The university had arranged the press conference for Ramsey and Hussinger. There was a three-man team from the local CBS station, and the journalist who did the A University on Its Way to Greatness feature, as well as San Diego Union and Los Angeles Times men. Gordon stood in the back of the hall. There were slides of the results, pictures of Hussinger beside the testing tanks, graphs of the breakdown in the ocean ecosystems. The audience was impressed. Ramsey fielded questions well. Hussinger—an overweight, balding man with quick, black eyes—spoke with rapid-fire intensity. A reporter asked Ramsey what led him to conjecture that such terrible things could come from such an obscure cause. Ramsey skirted the issue. He glanced at Gordon and then made a vague remark about hunches coming out of nowhere. People you knew or worked with said something and then you put them together, all without really knowing where the initial spark was from. Oh, the reporter asked, was someone else at UCLJ working on things like this? Ramsey looked uneasy. “I don’t think I can say anything about that at this time,” he murmured.

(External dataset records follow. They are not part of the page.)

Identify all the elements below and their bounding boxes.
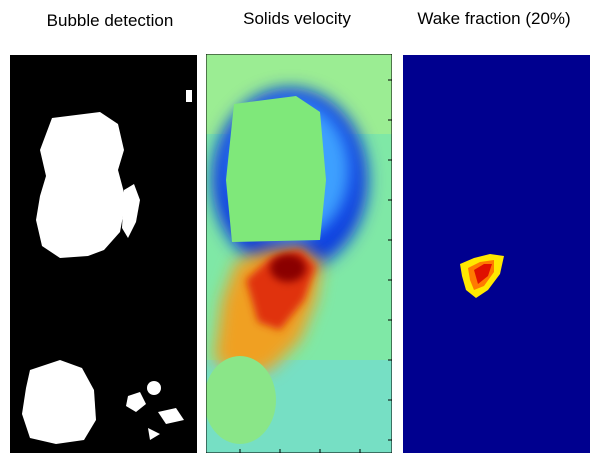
wake-fraction-image xyxy=(403,55,590,453)
solids-velocity-image xyxy=(206,54,392,453)
panel-title: Wake fraction (20%) xyxy=(417,9,570,28)
bubble-detection-image xyxy=(10,55,197,453)
panel-title: Bubble detection xyxy=(47,11,174,30)
panel-title: Solids velocity xyxy=(243,9,351,28)
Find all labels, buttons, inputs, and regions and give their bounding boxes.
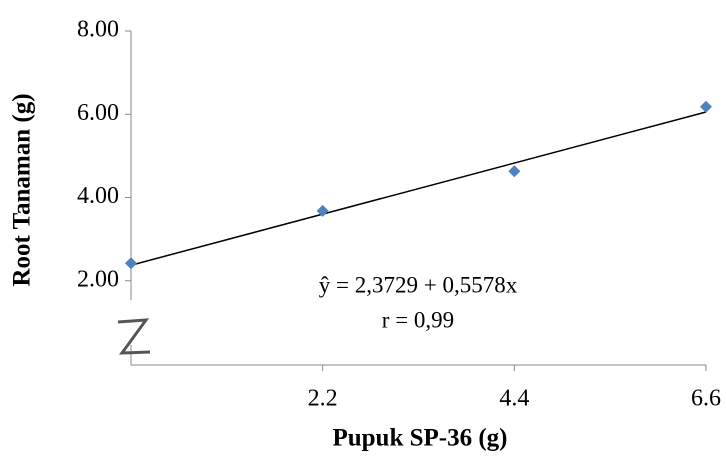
y-tick-label: 8.00 <box>77 17 119 43</box>
x-tick-label: 6.6 <box>691 386 721 412</box>
point <box>700 100 712 113</box>
x-axis-title: Pupuk SP-36 (g) <box>332 425 507 452</box>
x-tick-label: 4.4 <box>499 386 529 412</box>
y-tick-label: 2.00 <box>77 266 119 292</box>
equation: ŷ = 2,3729 + 0,5578x <box>319 272 518 297</box>
y-axis-title: Root Tanaman (g) <box>9 93 36 286</box>
trendline <box>130 111 707 266</box>
y-tick-label: 6.00 <box>77 100 119 126</box>
point <box>508 165 521 178</box>
axis-break <box>117 318 151 355</box>
point <box>316 204 329 217</box>
y-tick-label: 4.00 <box>77 183 119 209</box>
r-value: r = 0,99 <box>382 307 454 332</box>
x-tick-label: 2.2 <box>308 386 338 412</box>
point <box>125 257 137 270</box>
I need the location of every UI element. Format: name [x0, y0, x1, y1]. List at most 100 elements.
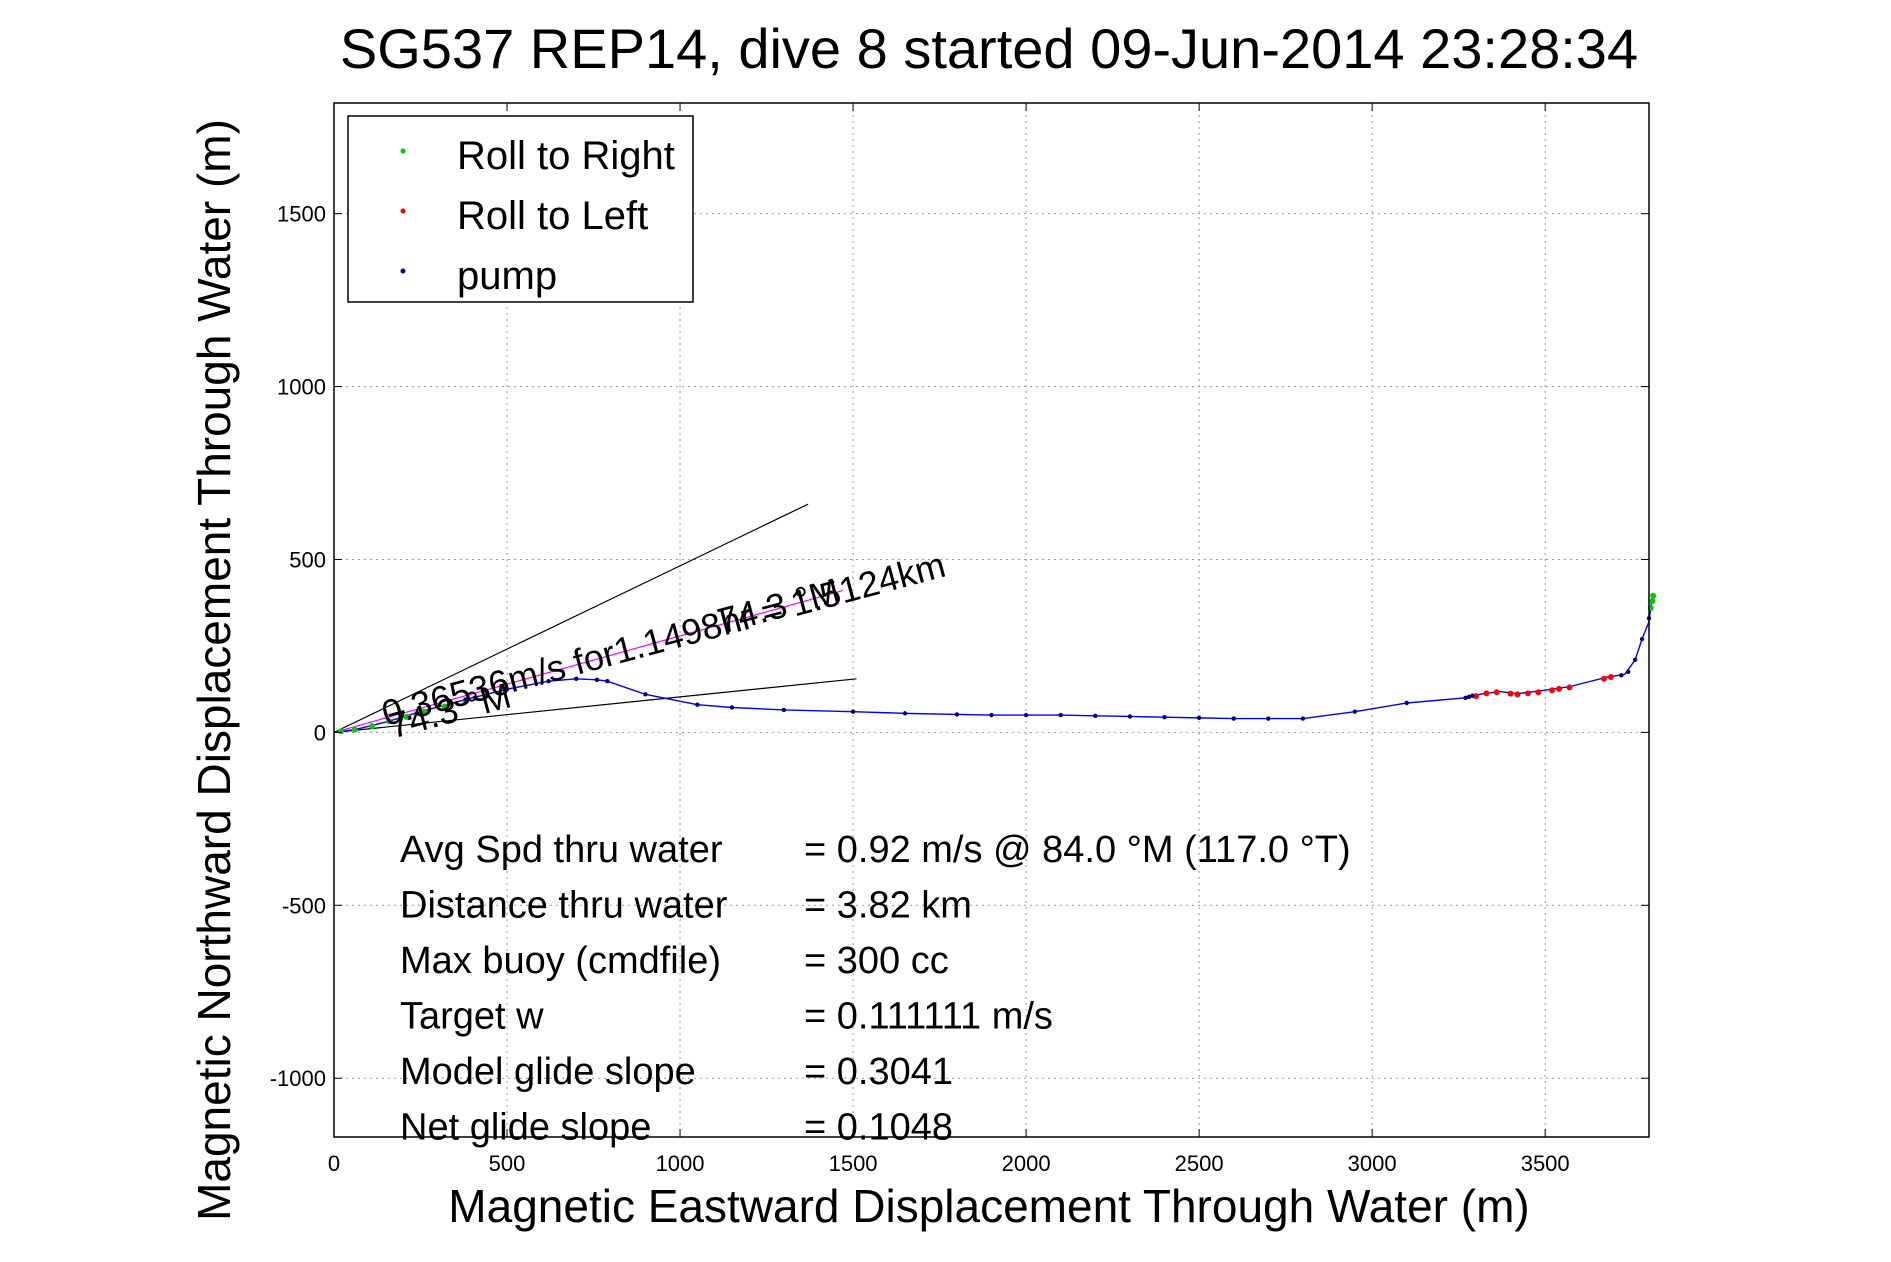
y-tick-label: 1500 — [277, 202, 326, 227]
chart-title: SG537 REP14, dive 8 started 09-Jun-2014 … — [340, 17, 1638, 80]
roll-right-point — [1649, 597, 1656, 604]
pump-point — [1352, 709, 1358, 714]
stat-value: = 0.111111 m/s — [804, 996, 1053, 1038]
pump-point — [1626, 669, 1631, 675]
stat-label: Avg Spd thru water — [400, 829, 723, 871]
pump-point — [546, 679, 551, 684]
x-tick-label: 2500 — [1175, 1151, 1224, 1176]
reference-lines — [333, 503, 857, 733]
x-tick-label: 1500 — [829, 1151, 878, 1176]
stat-value: = 0.3041 — [804, 1051, 953, 1093]
y-tick-label: -1000 — [270, 1066, 326, 1091]
stat-label: Distance thru water — [400, 885, 728, 927]
pump-point — [1404, 700, 1409, 706]
roll-left-point — [1524, 690, 1531, 697]
roll-left-point — [1507, 690, 1514, 697]
roll-left-point — [1607, 674, 1614, 681]
y-axis-ticks: -1000 -500 0 500 1000 1500 — [270, 202, 1649, 1091]
data-points — [337, 592, 1657, 735]
roll-right-point — [441, 703, 448, 710]
pump-point — [1093, 713, 1098, 718]
pump-point — [850, 709, 856, 714]
legend-label: pump — [457, 254, 557, 298]
annotation-1: 74.3 °M — [713, 570, 844, 642]
pump-point — [954, 712, 960, 717]
pump-point — [902, 711, 908, 716]
x-tick-label: 3500 — [1521, 1151, 1570, 1176]
reference-line-0 — [333, 503, 809, 733]
roll-left-point — [1549, 687, 1556, 694]
stat-label: Net glide slope — [400, 1107, 651, 1149]
grid-lines — [334, 103, 1649, 1137]
pump-point — [1466, 694, 1472, 699]
legend-marker — [400, 268, 406, 274]
stat-label: Target w — [400, 996, 544, 1038]
y-tick-label: -500 — [282, 893, 326, 918]
roll-right-point — [337, 728, 344, 735]
pump-point — [1639, 636, 1645, 642]
pump-point — [504, 686, 510, 692]
roll-right-point — [369, 723, 376, 730]
stat-value: = 0.1048 — [804, 1107, 953, 1149]
roll-left-point — [1566, 684, 1573, 691]
pump-point — [574, 676, 579, 681]
roll-left-point — [1493, 689, 1500, 696]
reference-line-1 — [333, 678, 857, 733]
stat-label: Model glide slope — [400, 1051, 696, 1093]
x-tick-label: 2000 — [1002, 1151, 1051, 1176]
x-axis-label: Magnetic Eastward Displacement Through W… — [448, 1180, 1529, 1232]
stat-label: Max buoy (cmdfile) — [400, 940, 721, 982]
y-axis-label: Magnetic Northward Displacement Through … — [188, 119, 240, 1221]
legend-marker — [400, 208, 406, 214]
legend: Roll to Right Roll to Left pump — [347, 115, 694, 303]
roll-left-point — [1472, 693, 1479, 700]
y-tick-label: 500 — [289, 547, 326, 572]
x-axis-ticks: 0 500 1000 1500 2000 2500 3000 3500 — [328, 103, 1570, 1176]
pump-point — [1619, 673, 1624, 678]
legend-entries: Roll to Right Roll to Left pump — [400, 134, 675, 298]
roll-right-point — [403, 713, 410, 720]
pump-point — [989, 712, 994, 718]
x-tick-label: 0 — [328, 1151, 340, 1176]
pump-point — [1127, 714, 1133, 719]
pump-point — [781, 707, 787, 713]
pump-point — [1266, 716, 1271, 721]
plot-frame — [333, 102, 1650, 1138]
pump-point — [1196, 715, 1202, 721]
roll-left-point — [1483, 690, 1490, 697]
y-tick-label: 0 — [314, 720, 326, 745]
pump-point — [1470, 693, 1475, 698]
stat-value: = 300 cc — [804, 940, 949, 982]
pump-point — [1023, 712, 1029, 718]
pump-point — [594, 677, 600, 683]
y-tick-label: 1000 — [277, 375, 326, 400]
pump-point — [1058, 712, 1063, 718]
x-tick-label: 3000 — [1348, 1151, 1397, 1176]
stat-value: = 3.82 km — [804, 885, 972, 927]
dive-statistics: Avg Spd thru water = 0.92 m/s @ 84.0 °M (… — [400, 829, 1351, 1149]
legend-label: Roll to Left — [457, 194, 648, 238]
pump-point — [1231, 716, 1236, 721]
roll-left-point — [1556, 685, 1563, 692]
roll-left-point — [1601, 675, 1608, 682]
pump-point — [463, 697, 468, 702]
roll-right-point — [386, 718, 393, 725]
pump-point — [729, 705, 735, 710]
roll-right-point — [1650, 592, 1657, 599]
pump-point — [1632, 657, 1638, 662]
pump-point — [643, 692, 648, 697]
pump-point — [1162, 714, 1167, 720]
legend-marker — [400, 148, 406, 154]
roll-left-point — [1535, 689, 1542, 696]
x-tick-label: 1000 — [656, 1151, 705, 1176]
reference-line-2 — [333, 590, 843, 733]
pump-point — [1463, 695, 1468, 701]
legend-label: Roll to Right — [457, 134, 675, 178]
roll-left-point — [1514, 691, 1521, 698]
roll-right-point — [351, 726, 358, 733]
roll-right-point — [420, 708, 427, 715]
pump-point — [695, 702, 700, 707]
pump-point — [605, 679, 610, 684]
x-tick-label: 500 — [489, 1151, 526, 1176]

Gordon slipped out the back before the conference broke up. Outside, the air seemed smoky. He breathed deeply, felt dizzy, and coughed harshly. The shafts of sunlight had a shifting, watery look.

•  •  •

Hercules fell below the horizon around 9 p.m. now, so Gordon could shut down the rig reasonably early. There was still decoding work to be done, though, if he found any interruptions of the NMR traces. He got home reasonably early most of the time, for about a week. Then the noise level began to rise again. He received sporadic signals. Hercules was in the sky from midmorning until night. He spent the day taking data. Then, after 9 o’clock, he would prepare his lectures and grade papers. He began to stay later and later. Once he slept in his office overnight.

•  •  •

Penny looked up with surprise as he unlocked their front door. “Well, well. Run out of electricity?”